> The practical upshot is a git commit hash is not enough l to know you are distributing/executing the legitimate code, as opposed to a malicious doppelganger
Really now? Mind if I challenge you?
I have on my machine a git repo with commit '75eb4e3b1369706a4dcd61cc80e49660ac341ea4'.
If you can give me a second git repo with such a commit containing different contents, I'll happily send you $10k USD, or donate it to a charity of your choice.
> If you can give me a second git repo with such a commit containing different contents, I'll happily send you $10k USD, or donate it to a charity of your choice.
Calculating that SHA1 collision is going to be a bit more expensive than $10k, by a couple of orders of magnitude.
Finding it in the wild is improbable, but calculating it is definitely possible, and has been done before. http://shattered.io/
Shattered didn't produce a collision for an arbitrary hash, it produced two documents with the same hash (which is a slightly easier problem, about 100,000x faster).
SHA1 is certainly insecure at this point, but not even close to trivially so.
That is enough to distribute malicious code though, at least in certain scenarios. Someone might create a setup where reviewers check/sign one version of the source code, and what gets distributed is another version with the same hash.
Code review in the Linux kernel still happens by email to a large degree.
Further up in contribution tree there is additional signing. Would that further complicate the insertion of a false commit? I am not convinced that signing is used all the way down to every contribution.
If your goal was to prove that SHA1 collisions are unimportant, far too hard for any group to exploit within the next X years of processing improvements...
That means math.
In contrast, this "challenge" stuff is just chasing outage endorphins and internet points.
Think it through, and it's pointless. Any refusal or negative result is utterly compromised and confounded by things like: How trustworthy you appear; whether the amount is reasonable; whether the random commenter has the skillset, free time, and financial assets to try; whether they're part of a larger group they can recruit; etc.
My goal is to see the actual proof of concept that whatever the person I replied to is feasible. Not the daily BS from security wannabes that start with "In certain scenarios it is possible to X and Y" and then never show proof.
"In certain scenarios I could be a ninja": it means absolutely nothing without proving that I actually have the skills and I could actually use them.

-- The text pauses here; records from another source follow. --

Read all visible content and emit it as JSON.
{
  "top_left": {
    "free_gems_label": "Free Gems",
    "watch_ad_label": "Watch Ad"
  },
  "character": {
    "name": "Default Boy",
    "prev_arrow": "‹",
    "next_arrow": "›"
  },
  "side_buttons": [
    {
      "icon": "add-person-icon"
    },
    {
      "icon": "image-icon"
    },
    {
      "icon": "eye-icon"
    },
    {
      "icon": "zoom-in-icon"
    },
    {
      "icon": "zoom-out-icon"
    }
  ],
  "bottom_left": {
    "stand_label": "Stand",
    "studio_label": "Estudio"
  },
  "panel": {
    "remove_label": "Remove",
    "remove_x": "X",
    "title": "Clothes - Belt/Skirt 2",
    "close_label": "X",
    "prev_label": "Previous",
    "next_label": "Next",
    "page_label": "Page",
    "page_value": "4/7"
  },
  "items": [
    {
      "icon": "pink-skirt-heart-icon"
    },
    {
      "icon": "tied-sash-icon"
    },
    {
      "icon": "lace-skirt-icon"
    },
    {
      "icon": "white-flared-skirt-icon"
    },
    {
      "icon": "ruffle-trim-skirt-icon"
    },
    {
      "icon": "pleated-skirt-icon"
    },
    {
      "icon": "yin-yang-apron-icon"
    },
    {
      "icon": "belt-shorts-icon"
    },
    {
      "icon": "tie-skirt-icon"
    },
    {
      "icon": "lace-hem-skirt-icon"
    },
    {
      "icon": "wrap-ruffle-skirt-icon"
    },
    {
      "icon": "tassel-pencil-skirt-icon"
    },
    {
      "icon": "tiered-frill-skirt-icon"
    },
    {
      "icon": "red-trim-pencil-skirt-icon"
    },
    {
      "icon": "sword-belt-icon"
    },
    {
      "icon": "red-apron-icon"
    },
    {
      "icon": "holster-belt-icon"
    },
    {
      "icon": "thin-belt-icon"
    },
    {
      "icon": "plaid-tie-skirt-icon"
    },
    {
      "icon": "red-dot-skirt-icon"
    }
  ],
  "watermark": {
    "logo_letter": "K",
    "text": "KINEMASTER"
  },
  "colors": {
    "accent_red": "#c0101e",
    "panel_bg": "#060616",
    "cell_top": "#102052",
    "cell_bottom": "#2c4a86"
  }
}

It is not pointless, but if you claim something show the proof.
The math is the proof of concept when an attack costs that much money to pull off. Or the various papers that show successful attacks on reduced-round versions of the hash.
Do you not accept those? What would you accept as a proof of concept?
_That is enough to distribute malicious code though, at least in certain scenarios. Someone might create a setup where reviewers check/sign one version of the source code, and what gets distributed is another version with the same hash._
Well the proof of concept without actually having two colliding files is really simple, so I thought it was generally understood.
Here's the easiest to explain way: Upload the malicious version of the file to github. Send an innocuous patch to the kernel devs that creates a file with the same hash. It gets accepted, and anyone that downloads the kernel from github gets the malicious version. Done. That's a small fraction of linux downloaders, but this is just the proof of concept.
A proof of concept became much easier with C11 unicode identifiers, and email patch review. You can trivially hide Cyrillic chars eg. between whitespace changes or other trivial "optimizations". Even without collisions.
And with the current surge of GPU's even collisions are realistic now. The H100's are not doing much when not in training.
>which is a slightly easier problem, about 100,000x faster
Where did you get this number from? I was under impression that this is completely infeasible (just like we can generate a collision good md5 in seconds, but we still can't do a preimage attack).
Really now? Mind if I challenge you?
I have on my machine a git repo with commit '75eb4e3b1369706a4dcd61cc80e49660ac341ea4'.
If you can give me a second git repo with such a commit containing different contents, I'll happily send you $10k USD, or donate it to a charity of your choice.